Now whenever you want to send large objects to a `multiprocessing.Pool` or `concurrent.futures.ProcessPoolExecutor`, you can avoid expensive pickling by just sending these references.

    class BigObject: pass

    def child(rbo):
        bo = deref(rbo)
        return bo.compute_something()

    def parent():
        bo1 = BigObject()
        bo2 = BigObject()
        with Pool(2) as pool:
            result = pool.map(child, [ref(bo1), ref(bo2)])
In a real codebase though, there are some caveats around this. You cannot take the reference of just anything, there are temporaries, cached small integers, etc. You will need some form of higher level wrapper around `ref()` to properly choose when and what to reference or to copy.

Also it may be inconvenient to have your child functions explicitely dereference their parameters, it will force you to write _dereference wrappers_ around your original functions. A good strategy I've used is to create a proxy class that stores a reference and override `__getstate__`/`__setstate__` for pickling itself as reference and unpickling itself as a proxy. That way, you can transparently pass these proxies to your original functions without any modification.

1 comments

Oh, I see. You want to avoid serializing the objects since they will be copied anyway with fork(), but the parent needs a way to refer to a particular object when talking to the child, so it needs to pass some kind of ID.

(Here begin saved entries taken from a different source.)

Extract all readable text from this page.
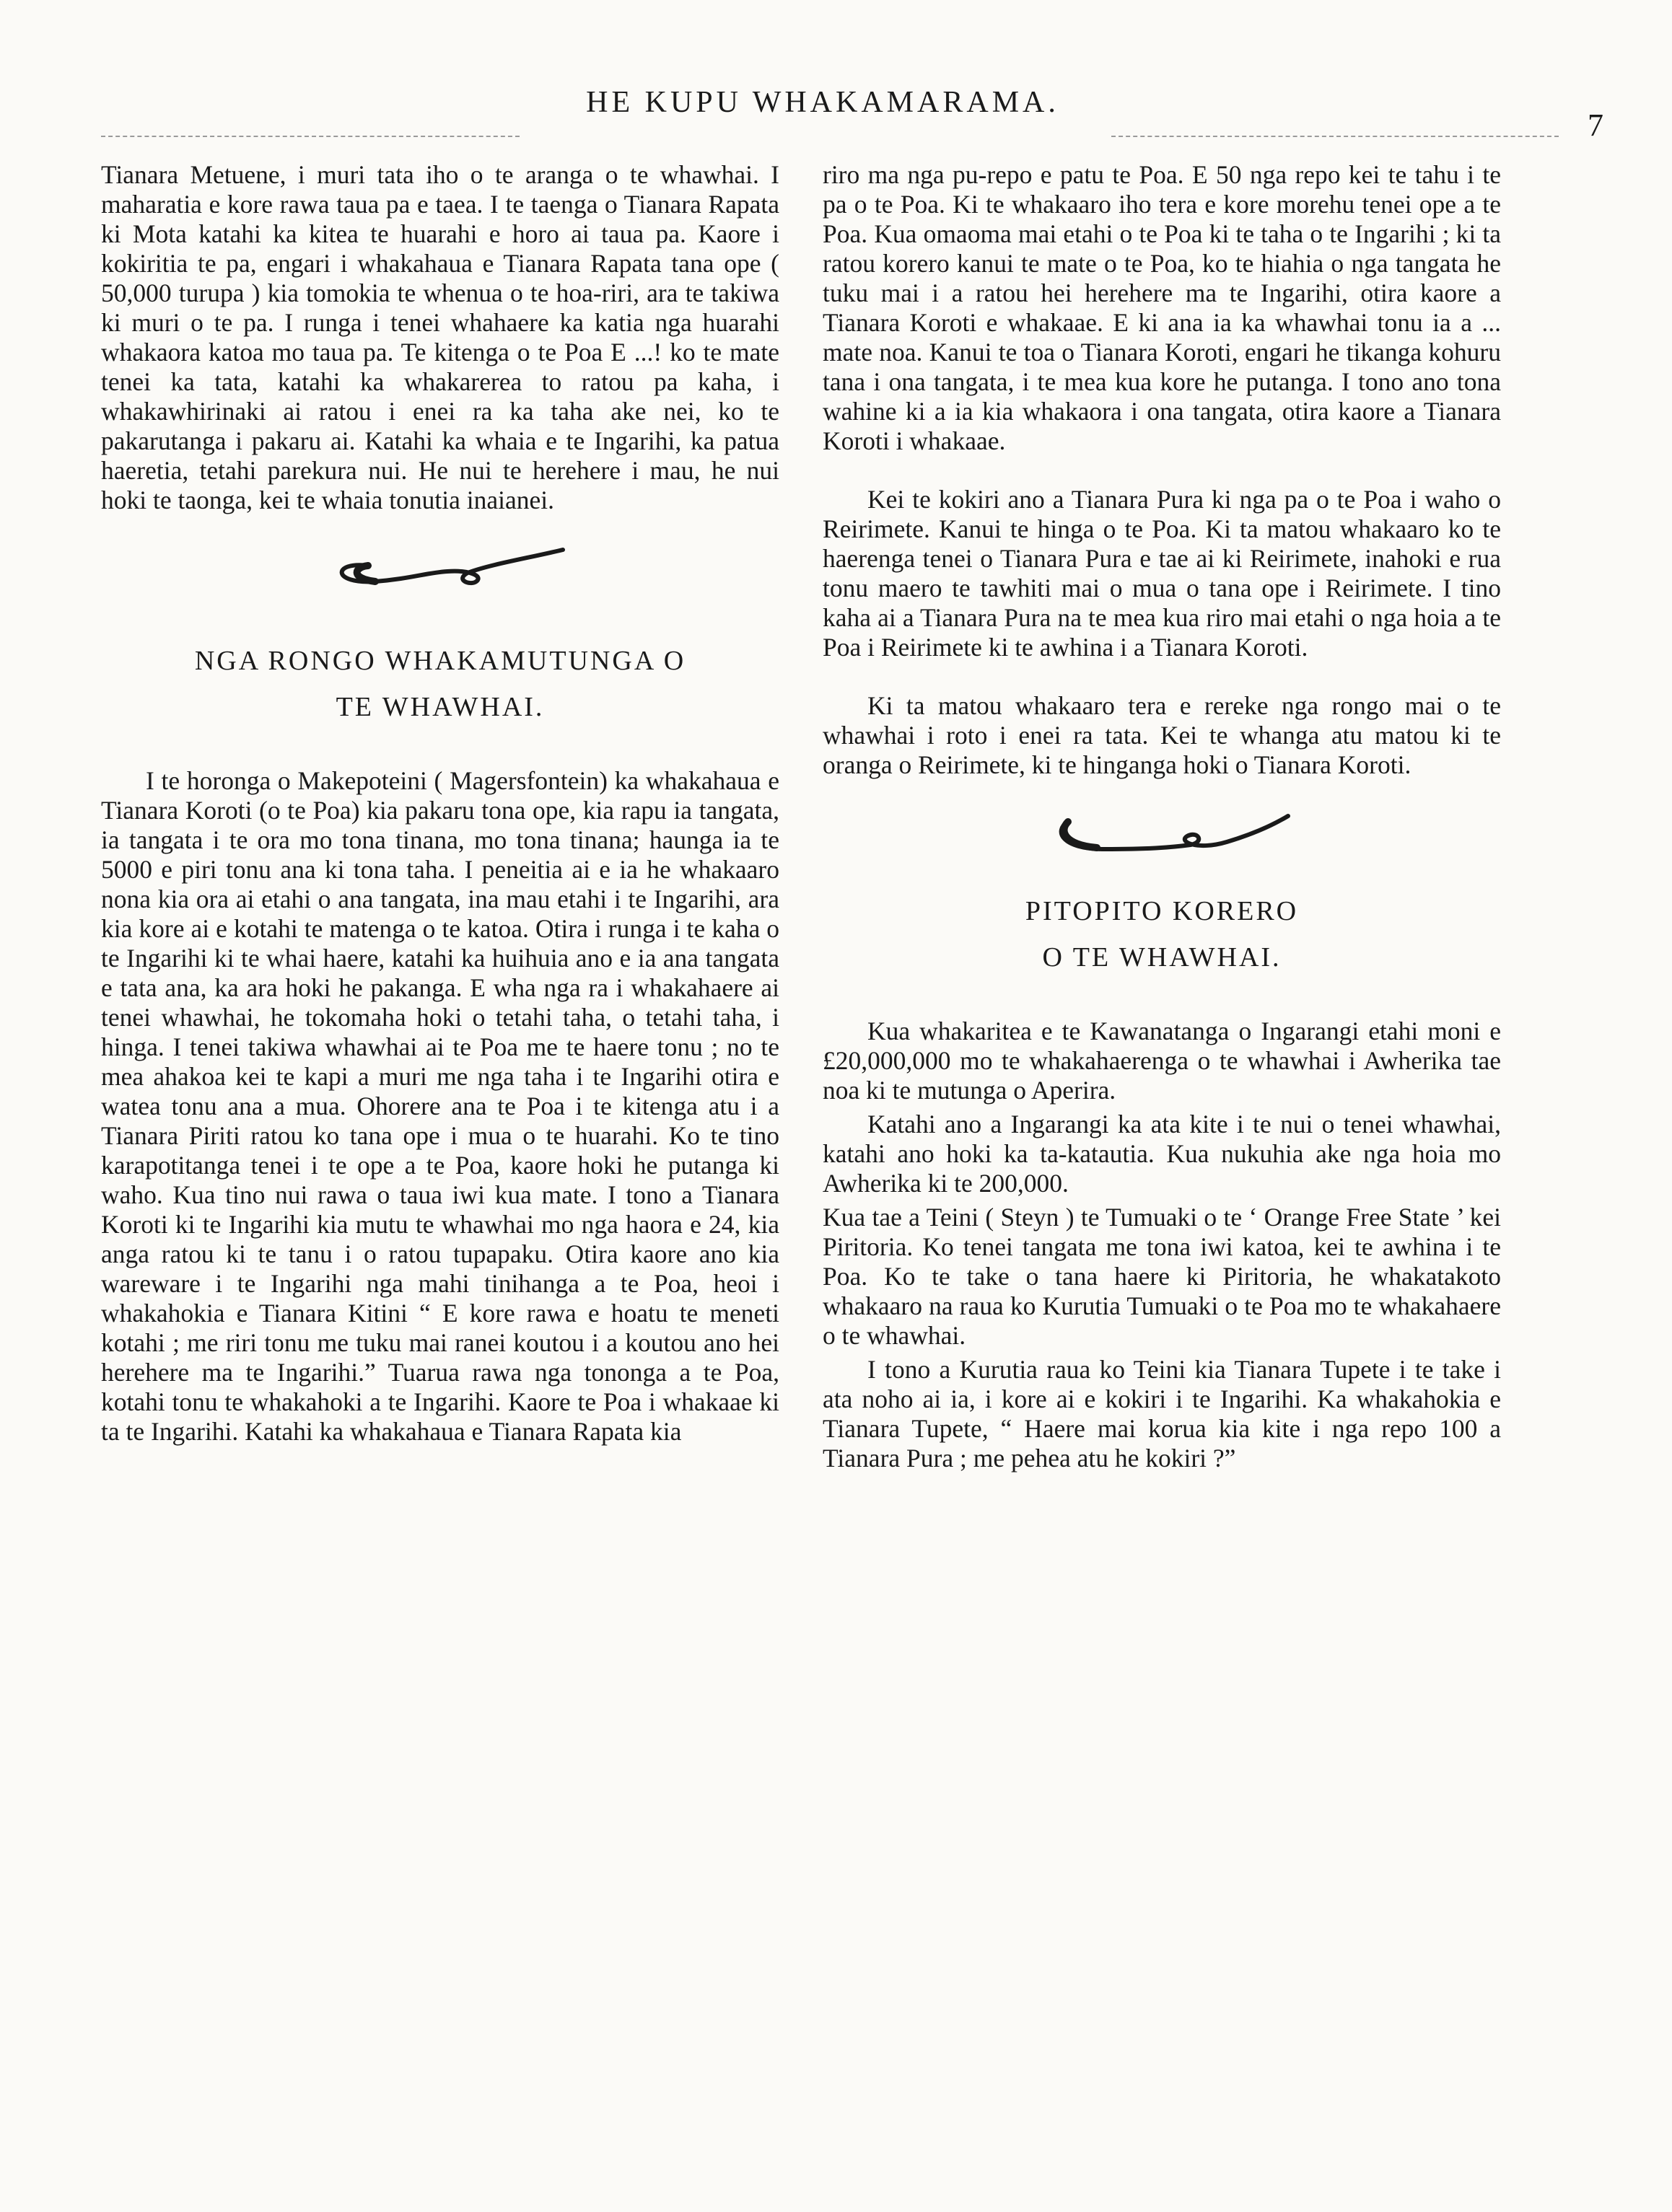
HE KUPU WHAKAMARAMA.
7

Tianara Metuene, i muri tata iho o te aranga o te whawhai. I maharatia e kore rawa taua pa e taea. I te taenga o Tianara Rapata ki Mota katahi ka kitea te huarahi e horo ai taua pa. Kaore i kokiritia te pa, engari i whakahaua e Tianara Rapata tana ope ( 50,000 turupa ) kia tomokia te whenua o te hoa-riri, ara te takiwa ki muri o te pa. I runga i tenei whahaere ka katia nga huarahi whakaora katoa mo taua pa. Te kitenga o te Poa E ...! ko te mate tenei ka tata, katahi ka whakarerea to ratou pa kaha, i whakawhirinaki ai ratou i enei ra ka taha ake nei, ko te pakarutanga i pakaru ai. Katahi ka whaia e te Ingarihi, ka patua haeretia, tetahi parekura nui. He nui te herehere i mau, he nui hoki te taonga, kei te whaia tonutia inaianei.

NGA RONGO WHAKAMUTUNGA O
TE WHAWHAI.

I te horonga o Makepoteini ( Magersfontein) ka whakahaua e Tianara Koroti (o te Poa) kia pakaru tona ope, kia rapu ia tangata, ia tangata i te ora mo tona tinana, mo tona tinana; haunga ia te 5000 e piri tonu ana ki tona taha. I peneitia ai e ia he whakaaro nona kia ora ai etahi o ana tangata, ina mau etahi i te Ingarihi, ara kia kore ai e kotahi te matenga o te katoa. Otira i runga i te kaha o te Ingarihi ki te whai haere, katahi ka huihuia ano e ia ana tangata e tata ana, ka ara hoki he pakanga. E wha nga ra i whakahaere ai tenei whawhai, he tokomaha hoki o tetahi taha, o tetahi taha, i hinga. I tenei takiwa whawhai ai te Poa me te haere tonu ; no te mea ahakoa kei te kapi a muri me nga taha i te Ingarihi otira e watea tonu ana a mua. Ohorere ana te Poa i te kitenga atu i a Tianara Piriti ratou ko tana ope i mua o te huarahi. Ko te tino karapotitanga tenei i te ope a te Poa, kaore hoki he putanga ki waho. Kua tino nui rawa o taua iwi kua mate. I tono a Tianara Koroti ki te Ingarihi kia mutu te whawhai mo nga haora e 24, kia anga ratou ki te tanu i o ratou tupapaku. Otira kaore ano kia wareware i te Ingarihi nga mahi tinihanga a te Poa, heoi i whakahokia e Tianara Kitini “ E kore rawa e hoatu te meneti kotahi ; me riri tonu me tuku mai ranei koutou i a koutou ano hei herehere ma te Ingarihi.” Tuarua rawa nga tononga a te Poa, kotahi tonu te whakahoki a te Ingarihi. Kaore te Poa i whakaae ki ta te Ingarihi. Katahi ka whakahaua e Tianara Rapata kia

riro ma nga pu-repo e patu te Poa. E 50 nga repo kei te tahu i te pa o te Poa. Ki te whakaaro iho tera e kore morehu tenei ope a te Poa. Kua omaoma mai etahi o te Poa ki te taha o te Ingarihi ; ki ta ratou korero kanui te mate o te Poa, ko te hiahia o nga tangata he tuku mai i a ratou hei herehere ma te Ingarihi, otira kaore a Tianara Koroti e whakaae. E ki ana ia ka whawhai tonu ia a ... mate noa. Kanui te toa o Tianara Koroti, engari he tikanga kohuru tana i ona tangata, i te mea kua kore he putanga. I tono ano tona wahine ki a ia kia whakaora i ona tangata, otira kaore a Tianara Koroti i whakaae.

Kei te kokiri ano a Tianara Pura ki nga pa o te Poa i waho o Reirimete. Kanui te hinga o te Poa. Ki ta matou whakaaro ko te haerenga tenei o Tianara Pura e tae ai ki Reirimete, inahoki e rua tonu maero te tawhiti mai o mua o tana ope i Reirimete. I tino kaha ai a Tianara Pura na te mea kua riro mai etahi o nga hoia a te Poa i Reirimete ki te awhina i a Tianara Koroti.

Ki ta matou whakaaro tera e rereke nga rongo mai o te whawhai i roto i enei ra tata. Kei te whanga atu matou ki te oranga o Reirimete, ki te hinganga hoki o Tianara Koroti.

PITOPITO KORERO
O TE WHAWHAI.

Kua whakaritea e te Kawanatanga o Ingarangi etahi moni e £20,000,000 mo te whakahaerenga o te whawhai i Awherika tae noa ki te mutunga o Aperira.

Katahi ano a Ingarangi ka ata kite i te nui o tenei whawhai, katahi ano hoki ka ta-katautia. Kua nukuhia ake nga hoia mo Awherika ki te 200,000.

Kua tae a Teini ( Steyn ) te Tumuaki o te ‘ Orange Free State ’ kei Piritoria. Ko tenei tangata me tona iwi katoa, kei te awhina i te Poa. Ko te take o tana haere ki Piritoria, he whakatakoto whakaaro na raua ko Kurutia Tumuaki o te Poa mo te whakahaere o te whawhai.

I tono a Kurutia raua ko Teini kia Tianara Tupete i te take i ata noho ai ia, i kore ai e kokiri i te Ingarihi. Ka whakahokia e Tianara Tupete, “ Haere mai korua kia kite i nga repo 100 a Tianara Pura ; me pehea atu he kokiri ?”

You could also do it without pointers and ctypes by using e.g. an array index as the ID:

    inherited_objects = []

    def ref(obj):
        object_id = len(inherited_objects)
        inherited_objects.append(obj)
        return object_id

    def deref(object_id):
        return inherited_objects[object_id]
Although this part needs a small change as well, so that the object ID is assigned before forking:

    def parent():
        bo1 = BigObject()
        bo2 = BigObject()
        refs = list(map(ref, [bo1, bo2]))
        with mp.Pool(2) as pool:
            result = pool.map(child, refs)
> You want to avoid serializing the objects since they will be copied anyway with fork(), but the parent needs a way to refer to a particular object when talking to the child, so it needs to pass some kind of ID.

Yes, that is exactly and succintely the crux of the idea :-)

As you found out, you can rely on indices or keys in a global object to achieve the same result. The annoying part though is that you need to pre-provision these objets before the pool, and clean them after to avoid keeping references to them. That means some explicit boilerplate every time you use a pool.

The nice thing with the id() trick is that it's very unintrusive for the caller, as the reference count stays the same in the parent process, it is only increased in the child, unbeknownst to the parent.